The start of the 2008 Major League Baseball season has begun and it seems as though everyone is excited but me. Barbecues, beer, and baseball. The beginning of summer, the start of warmer days, of new beginnings.
MLB is enjoying enormous success, with record attendance levels, huge television contracts, and a ridiculous amount of coverage spent on ESPN. (Why have baseball highlights on Sportscenter and then an hour long edition right afterwards on Baseball Tonight. Isn't the NBA being sold short?).
But underneath the happy little smiley face that MLB is fronting to the nation, there is a very dark and sinister side. It's a side of baseball that is threatening to make me disown the sport. I'm a fan; I go to games, watch highlights, keep up with the stats, etc. I played Little League Baseball and fell in love, and it's been a love affair ever since. Now why do I suddenly feel guilty about being passionate for baseball?
It's because what they're doing to Barry Bonds is criminal. Isn't it ironic that the San Francisco Giants had no problem playing Barry last year, collecting money, benefiting from the huge crowds and television exposure, and basking in the glow of Barry knocking ball after ball into McCovey Cove. And now, not so silently, they are removing everything associated with him at the ball park, trying to cut all cords. This would be bad enough under any circumstances, but how about this: Barry has never been convicted of knowingly using performance enhancing steroids.
It's pretty sad when an individual who gave his heart and soul to an organization has that same organization remove all ties with him based on allegations. This is what our country has become? I know this is sports and not a legal forum, but doesn't every person deserve the benefit of having an assumption of innocence unless proven otherwise?
Evidently athletes don't. And especially Black athletes don't. I'm not someone with my head in the sand and a pair of blinders on. It's not lost on me that Barry, who hit 28 home runs last year and hasn't admitted guilt or been proven guilty, can't find a job while Jason Giambi, who admitted guilt, gets cheered every time he walks to the plate. What a joke, but I'm not laughing!
Hasn't the media learned the lesson that you should always give the benefit of the doubt to someone just like they, themselves, would want that benefit of the doubt were they ever accused of something.

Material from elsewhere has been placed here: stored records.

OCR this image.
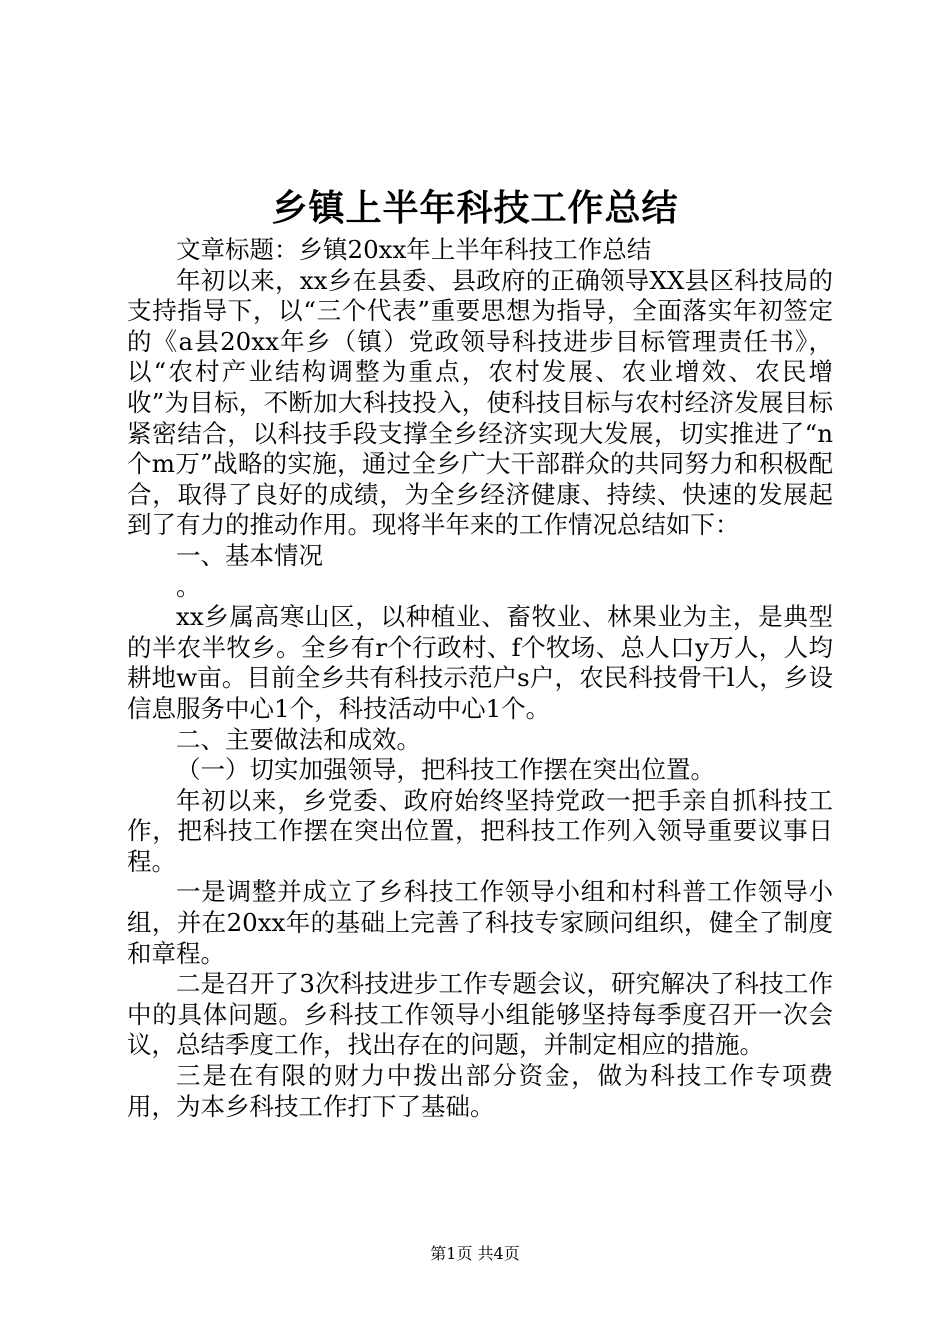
乡镇上半年科技工作总结

文章标题：乡镇20xx年上半年科技工作总结

年初以来，xx乡在县委、县政府的正确领导XX县区科技局的支持指导下，以“三个代表”重要思想为指导，全面落实年初签定的《a县20xx年乡（镇）党政领导科技进步目标管理责任书》，以“农村产业结构调整为重点，农村发展、农业增效、农民增收”为目标，不断加大科技投入，使科技目标与农村经济发展目标紧密结合，以科技手段支撑全乡经济实现大发展，切实推进了“n个m万”战略的实施，通过全乡广大干部群众的共同努力和积极配合，取得了良好的成绩，为全乡经济健康、持续、快速的发展起到了有力的推动作用。现将半年来的工作情况总结如下：

一、基本情况

。

xx乡属高寒山区，以种植业、畜牧业、林果业为主，是典型的半农半牧乡。全乡有r个行政村、f个牧场、总人口y万人，人均耕地w亩。目前全乡共有科技示范户s户，农民科技骨干l人，乡设信息服务中心1个，科技活动中心1个。

二、主要做法和成效。

（一）切实加强领导，把科技工作摆在突出位置。

年初以来，乡党委、政府始终坚持党政一把手亲自抓科技工作，把科技工作摆在突出位置，把科技工作列入领导重要议事日程。

一是调整并成立了乡科技工作领导小组和村科普工作领导小组，并在20xx年的基础上完善了科技专家顾问组织，健全了制度和章程。

二是召开了3次科技进步工作专题会议，研究解决了科技工作中的具体问题。乡科技工作领导小组能够坚持每季度召开一次会议，总结季度工作，找出存在的问题，并制定相应的措施。

三是在有限的财力中拨出部分资金，做为科技工作专项费用，为本乡科技工作打下了基础。

第1页 共4页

I thought we all learned that in 4th grade.
Look what happened to Kobe Bryant. If you read the papers or watched TV, you saw immediate speculation of how many years in prison Kobe would do. Never mind that he might not be guilty. He got his name trashed, his image and marketability forever tainted. Even McDonalds, one of his sponsors, dropped him like a bad habit before the case ever even hit trial! It didn't occur to the media that Kobe is rich, and the woman who accused him of rape might be full of hot air? You don't have to be Perry Mason to see the woman had a motive to make such an accusation. It would be cheaper for Kobe to just pay the woman off rather than pay a high powered legal firm to represent him. That's true even when he's innocent! I'm thinking that's what that woman thought. Only she didn't realize Kobe's an ice-cold assassin who would call her bluff during the day at court and go drop 50 on some team later that night. That's gangster.